Only one month later, the ECSC Court of Appeal insisted on full disclosure and ordered IPOC to turn over documents referred to in the accountant's report. The five files that IPOC produced, which detailed the consultancy agreements that supplied a "significant proportion" of IPOC funds, would turn out to be the same documents the Crown alleged were criminally misleading, false and deceptive, yesterday in High Court.

When the BVI Authorities began to investigate the contract agreements, officials found a litany of irregularities. Counterparties who were not true parties to the agreement, signatures allegedly forged, services accounted for that were never provided and payments that had never been received. In some instances, no contract was ever entered into with the named counterparties.

According to court documents, IPOC has accepted it benefited from the offences and as of April 2007, gave an undertaking to the BVI Court not to remove the funds held in the territory, now valued at around $45.4 million dollars with interest.

The latest charges brought against IPOC will not directly effect Mr. Reiman - a close ally of Russian President Vladimir Putin - who repeatedly has denied being a beneficiary of IPOC Group.

According to the November WSJ report, the BVI government - which believes Mr. Reiman owns a large chunk of Russia's telecom industry through the offshore fund - intends to prosecute Mr. Galmond for covering up the Russian Minister's role.

IPOC's primary beneficiary, Mr. Galmond, is a Danish lawyer and long-standing investor in the Russian telecom sector, according to the US Security and Exchange Commission.

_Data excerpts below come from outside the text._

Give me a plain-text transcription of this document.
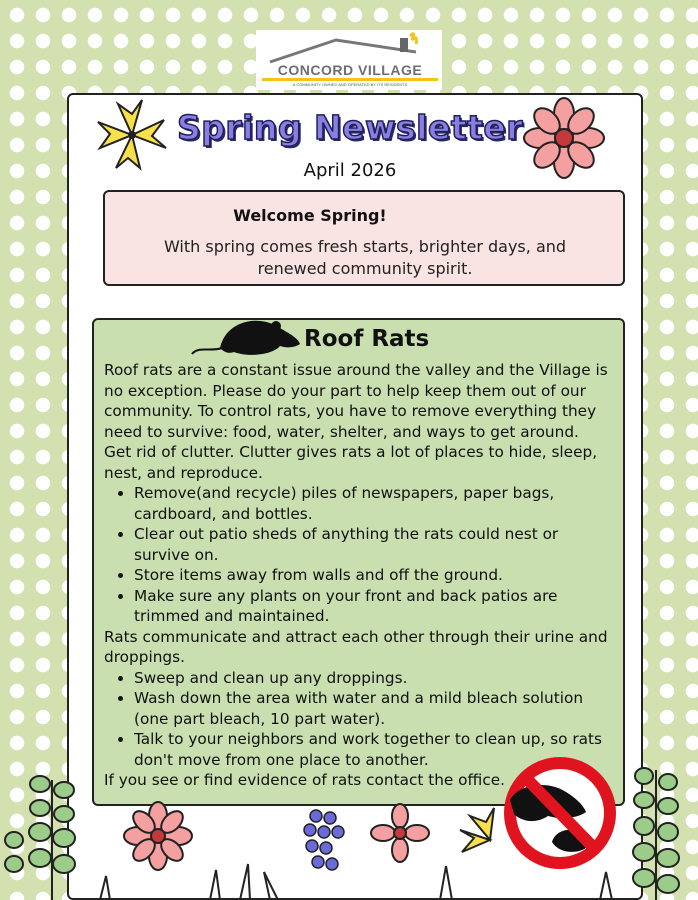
CONCORD VILLAGE
A COMMUNITY OWNED AND OPERATED BY ITS RESIDENTS
Spring Newsletter
April 2026
Welcome Spring!
With spring comes fresh starts, brighter days, and renewed community spirit.
Roof Rats

Roof rats are a constant issue around the valley and the Village is no exception. Please do your part to help keep them out of our community. To control rats, you have to remove everything they need to survive: food, water, shelter, and ways to get around.

Get rid of clutter. Clutter gives rats a lot of places to hide, sleep, nest, and reproduce.

• Remove(and recycle) piles of newspapers, paper bags, cardboard, and bottles.
• Clear out patio sheds of anything the rats could nest or survive on.
• Store items away from walls and off the ground.
• Make sure any plants on your front and back patios are trimmed and maintained.

Rats communicate and attract each other through their urine and droppings.

• Sweep and clean up any droppings.
• Wash down the area with water and a mild bleach solution (one part bleach, 10 part water).
• Talk to your neighbors and work together to clean up, so rats don't move from one place to another.

If you see or find evidence of rats contact the office.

According to court documents, the BVI plans to confiscate the entire funds of IPOC within its jurisdiction, while the BVI domiciled IBCs, Lapal, Albany and Mercury will be wound up and dissolved no later than April 2009.

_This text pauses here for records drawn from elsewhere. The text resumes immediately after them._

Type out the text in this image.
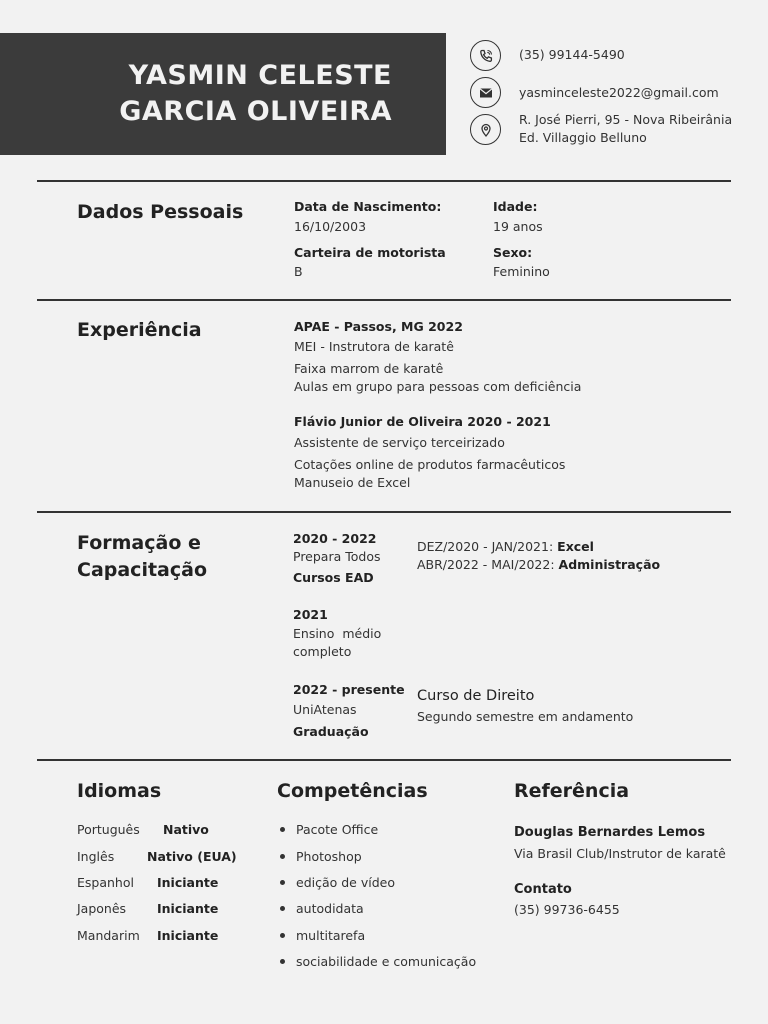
YASMIN CELESTE
GARCIA OLIVEIRA
(35) 99144-5490
yasminceleste2022@gmail.com
R. José Pierri, 95 - Nova Ribeirânia
Ed. Villaggio Belluno
Dados Pessoais	Data de Nascimento:
16/10/2003
Idade:
19 anos
Carteira de motorista
B
Sexo:
Feminino
Experiência	APAE - Passos, MG 2022
MEI - Instrutora de karatê
Faixa marrom de karatê
Aulas em grupo para pessoas com deficiência
Flávio Junior de Oliveira 2020 - 2021
Assistente de serviço terceirizado
Cotações online de produtos farmacêuticos
Manuseio de Excel
Formação e
Capacitação
2020 - 2022
Prepara Todos
Cursos EAD
DEZ/2020 - JAN/2021: Excel
ABR/2022 - MAI/2022: Administração
2021
Ensino  médio
completo
2022 - presente
UniAtenas
Graduação
Curso de Direito
Segundo semestre em andamento
Idiomas
Português Nativo
Inglês	Nativo (EUA)
Espanhol Iniciante
Japonês Iniciante
Mandarim Iniciante
Competências
Pacote Office
Photoshop
edição de vídeo
autodidata
multitarefa
sociabilidade e comunicação
Referência
Douglas Bernardes Lemos
Via Brasil Club/Instrutor de karatê
Contato
(35) 99736-6455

In February, Bermuda Finance Minister Paula Cox filed petitions with the Bermuda Supreme Court to liquidate a series of IPOC-related funds holding a controlling stake in Telecominvest, a joint-stock holding managing company set up in 1994 by St. Petersburg's telecom industry and founded by Mr. Reiman.

With all parties pleading guilty to the charges, the future for the IPOC fund and its subsidiary IBCs should be nearly settled. This morning lawyers and Crown counsels meet at the High Court to determine sentencing.

The Crown is seeking to confiscate the $45 million and has asked that its legal costs, surpassing $2 million, be paid at least in part by the defendants.

What is unclear, however, is whether yesterday's hearing will be the end of the BVI's prosecution of the alleged fraud, or a sign of cases to come.